Personal information
- Full name: Stephen Joseph McCahill
- Date of birth: 3 September 1966 (age 59)
- Place of birth: Greenock, Scotland
- Position: Centre half

Youth career
- Gleniffer Thistle

Senior career*
- Years: Team / Apps / (Gls)
- 1984–1989: Dumbarton / 147 / (5)
- 1989–1992: Celtic / 7 / (0)
- 1992–1998: Morton / 116 / (5)
- Total:  / 270 / (10)

= Steve McCahill =

Scottish footballer

Steve McCahill (born 3 September 1966) is a former Scottish footballer who played for Dumbarton, Celtic and Morton.

==Career==
McCahill began his senior career at Boghead playing for Dumbarton and spent nearly five years there, making nearly 150 league appearances for the club. McCahill impressed in a Scottish Cup tie against Celtic in January 1989 and signed for the club a couple of days later.

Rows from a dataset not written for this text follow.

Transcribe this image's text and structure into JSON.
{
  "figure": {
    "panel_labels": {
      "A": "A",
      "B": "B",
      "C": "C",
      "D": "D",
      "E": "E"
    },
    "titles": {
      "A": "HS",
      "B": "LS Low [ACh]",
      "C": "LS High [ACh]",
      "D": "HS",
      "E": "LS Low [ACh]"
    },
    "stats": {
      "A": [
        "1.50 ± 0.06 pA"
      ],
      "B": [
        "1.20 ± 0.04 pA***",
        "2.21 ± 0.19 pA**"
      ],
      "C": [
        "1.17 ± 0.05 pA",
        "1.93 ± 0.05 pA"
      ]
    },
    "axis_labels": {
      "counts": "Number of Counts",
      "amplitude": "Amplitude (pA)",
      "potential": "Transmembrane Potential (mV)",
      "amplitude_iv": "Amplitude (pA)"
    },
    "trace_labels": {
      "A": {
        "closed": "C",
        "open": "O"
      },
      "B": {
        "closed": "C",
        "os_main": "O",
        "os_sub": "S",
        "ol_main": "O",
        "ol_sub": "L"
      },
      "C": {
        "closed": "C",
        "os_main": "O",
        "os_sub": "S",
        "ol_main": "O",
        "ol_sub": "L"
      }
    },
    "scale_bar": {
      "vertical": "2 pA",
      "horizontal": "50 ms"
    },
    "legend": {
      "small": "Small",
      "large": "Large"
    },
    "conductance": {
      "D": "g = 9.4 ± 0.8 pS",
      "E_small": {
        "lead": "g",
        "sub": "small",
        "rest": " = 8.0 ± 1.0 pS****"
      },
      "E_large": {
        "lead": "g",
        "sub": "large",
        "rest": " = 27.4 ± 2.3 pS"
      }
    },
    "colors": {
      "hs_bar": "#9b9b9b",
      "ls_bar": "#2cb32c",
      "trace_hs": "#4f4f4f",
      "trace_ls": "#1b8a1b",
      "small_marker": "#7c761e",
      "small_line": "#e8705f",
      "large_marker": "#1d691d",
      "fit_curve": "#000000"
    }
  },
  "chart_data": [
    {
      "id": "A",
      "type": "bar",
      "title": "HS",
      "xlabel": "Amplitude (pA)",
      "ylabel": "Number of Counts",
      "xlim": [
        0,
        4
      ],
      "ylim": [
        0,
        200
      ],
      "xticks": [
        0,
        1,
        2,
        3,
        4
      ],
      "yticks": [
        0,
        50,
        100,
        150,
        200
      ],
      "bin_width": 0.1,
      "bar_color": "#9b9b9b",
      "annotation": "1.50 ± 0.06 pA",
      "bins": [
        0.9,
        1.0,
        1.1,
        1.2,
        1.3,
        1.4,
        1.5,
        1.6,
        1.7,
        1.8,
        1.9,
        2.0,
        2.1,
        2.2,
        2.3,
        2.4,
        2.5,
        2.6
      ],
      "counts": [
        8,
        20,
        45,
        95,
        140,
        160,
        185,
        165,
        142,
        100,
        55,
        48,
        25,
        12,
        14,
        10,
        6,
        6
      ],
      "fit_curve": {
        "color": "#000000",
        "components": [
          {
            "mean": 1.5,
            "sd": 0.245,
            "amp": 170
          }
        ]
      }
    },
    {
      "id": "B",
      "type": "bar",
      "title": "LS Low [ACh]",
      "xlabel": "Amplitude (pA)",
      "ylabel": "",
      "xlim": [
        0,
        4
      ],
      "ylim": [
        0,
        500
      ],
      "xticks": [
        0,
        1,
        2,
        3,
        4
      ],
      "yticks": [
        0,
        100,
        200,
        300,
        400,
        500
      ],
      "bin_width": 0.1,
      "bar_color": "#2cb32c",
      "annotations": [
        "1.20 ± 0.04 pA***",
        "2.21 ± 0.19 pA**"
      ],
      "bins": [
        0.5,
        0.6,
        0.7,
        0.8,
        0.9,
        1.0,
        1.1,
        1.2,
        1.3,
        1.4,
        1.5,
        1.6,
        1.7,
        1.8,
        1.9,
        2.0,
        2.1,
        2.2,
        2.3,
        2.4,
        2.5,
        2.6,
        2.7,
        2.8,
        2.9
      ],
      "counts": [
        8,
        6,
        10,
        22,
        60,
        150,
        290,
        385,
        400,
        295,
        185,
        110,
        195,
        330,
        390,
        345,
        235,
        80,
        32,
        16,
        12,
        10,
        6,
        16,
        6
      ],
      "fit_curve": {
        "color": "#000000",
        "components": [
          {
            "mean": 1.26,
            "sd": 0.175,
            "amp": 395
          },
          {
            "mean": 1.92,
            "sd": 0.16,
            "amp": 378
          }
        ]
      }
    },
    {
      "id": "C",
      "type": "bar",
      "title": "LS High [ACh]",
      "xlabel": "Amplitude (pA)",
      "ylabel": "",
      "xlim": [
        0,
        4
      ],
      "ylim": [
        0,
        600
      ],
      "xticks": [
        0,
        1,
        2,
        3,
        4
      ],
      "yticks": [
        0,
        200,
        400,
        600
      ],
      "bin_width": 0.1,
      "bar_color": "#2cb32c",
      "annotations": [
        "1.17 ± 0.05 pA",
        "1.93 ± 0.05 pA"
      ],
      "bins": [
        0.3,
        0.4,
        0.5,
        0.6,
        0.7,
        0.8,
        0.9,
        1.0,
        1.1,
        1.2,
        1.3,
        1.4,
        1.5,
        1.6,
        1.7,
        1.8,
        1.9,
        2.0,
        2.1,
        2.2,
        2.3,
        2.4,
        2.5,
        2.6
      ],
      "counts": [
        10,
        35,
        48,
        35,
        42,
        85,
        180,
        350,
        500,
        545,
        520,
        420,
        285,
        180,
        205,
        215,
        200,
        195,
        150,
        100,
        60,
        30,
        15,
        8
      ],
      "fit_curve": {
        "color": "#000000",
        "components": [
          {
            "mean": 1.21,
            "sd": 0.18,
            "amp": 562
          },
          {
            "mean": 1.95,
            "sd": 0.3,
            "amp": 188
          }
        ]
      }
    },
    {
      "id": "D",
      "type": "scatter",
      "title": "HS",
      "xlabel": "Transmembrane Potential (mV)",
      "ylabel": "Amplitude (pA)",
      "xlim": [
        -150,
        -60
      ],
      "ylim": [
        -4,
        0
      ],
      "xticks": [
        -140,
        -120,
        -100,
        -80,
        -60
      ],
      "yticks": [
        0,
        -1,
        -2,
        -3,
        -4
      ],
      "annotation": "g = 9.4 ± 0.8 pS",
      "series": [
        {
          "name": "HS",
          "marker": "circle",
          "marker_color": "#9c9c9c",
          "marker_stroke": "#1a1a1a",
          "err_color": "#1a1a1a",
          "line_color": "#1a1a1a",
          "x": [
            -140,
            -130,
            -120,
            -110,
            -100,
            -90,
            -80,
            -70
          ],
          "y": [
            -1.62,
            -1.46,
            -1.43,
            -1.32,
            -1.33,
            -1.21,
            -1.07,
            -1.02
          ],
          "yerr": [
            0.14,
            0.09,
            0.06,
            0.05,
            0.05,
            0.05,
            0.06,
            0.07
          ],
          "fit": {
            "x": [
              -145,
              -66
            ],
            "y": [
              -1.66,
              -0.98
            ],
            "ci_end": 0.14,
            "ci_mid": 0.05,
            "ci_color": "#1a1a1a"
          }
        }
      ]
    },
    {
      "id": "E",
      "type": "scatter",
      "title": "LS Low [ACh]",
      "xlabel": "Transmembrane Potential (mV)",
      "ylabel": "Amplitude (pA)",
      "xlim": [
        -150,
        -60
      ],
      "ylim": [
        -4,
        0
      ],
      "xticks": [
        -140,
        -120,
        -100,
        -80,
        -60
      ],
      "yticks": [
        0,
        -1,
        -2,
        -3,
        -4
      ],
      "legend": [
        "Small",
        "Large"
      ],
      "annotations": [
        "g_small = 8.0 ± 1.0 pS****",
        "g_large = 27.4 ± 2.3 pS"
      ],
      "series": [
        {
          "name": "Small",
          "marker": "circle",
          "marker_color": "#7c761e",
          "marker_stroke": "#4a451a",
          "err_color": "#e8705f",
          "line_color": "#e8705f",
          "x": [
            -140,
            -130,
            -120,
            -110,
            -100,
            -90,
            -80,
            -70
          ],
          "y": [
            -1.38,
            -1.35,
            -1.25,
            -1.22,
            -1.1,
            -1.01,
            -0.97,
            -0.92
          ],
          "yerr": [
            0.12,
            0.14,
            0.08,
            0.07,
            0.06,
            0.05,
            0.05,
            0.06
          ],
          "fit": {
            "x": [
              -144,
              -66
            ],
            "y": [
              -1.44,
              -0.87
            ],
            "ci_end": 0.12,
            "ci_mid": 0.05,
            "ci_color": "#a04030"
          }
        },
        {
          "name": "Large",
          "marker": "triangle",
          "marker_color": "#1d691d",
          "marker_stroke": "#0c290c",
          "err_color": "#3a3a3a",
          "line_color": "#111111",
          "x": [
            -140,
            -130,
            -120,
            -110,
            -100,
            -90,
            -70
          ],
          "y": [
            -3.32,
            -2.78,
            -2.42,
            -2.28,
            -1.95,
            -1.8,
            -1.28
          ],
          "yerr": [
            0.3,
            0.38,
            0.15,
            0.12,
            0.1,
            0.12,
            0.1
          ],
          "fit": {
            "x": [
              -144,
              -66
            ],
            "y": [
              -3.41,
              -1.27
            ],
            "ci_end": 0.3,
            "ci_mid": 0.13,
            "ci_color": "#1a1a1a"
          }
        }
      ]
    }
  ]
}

McCahill made his debut for Celtic on 25 February 1989, coming on as a second-half substitute in a 3–0 win over Dundee at Dens Park. He made a further 4 league appearances for Celtic that season and also played in the Dubai Champions Cup match against Liverpool on 4 April 1989, in which he turned in a highly impressive performance which helped Celtic to a win on penalties after the match had finished 1–1. However, McCahill sustained a fractured jaw in league match against Motherwell on 12 April 1989. McCahill featured rarely for Celtic after that and left on a free transfer to Morton in October 1992.

McCahill played regularly for Morton for the next few years and won a Scottish Second Division league medal in 1995.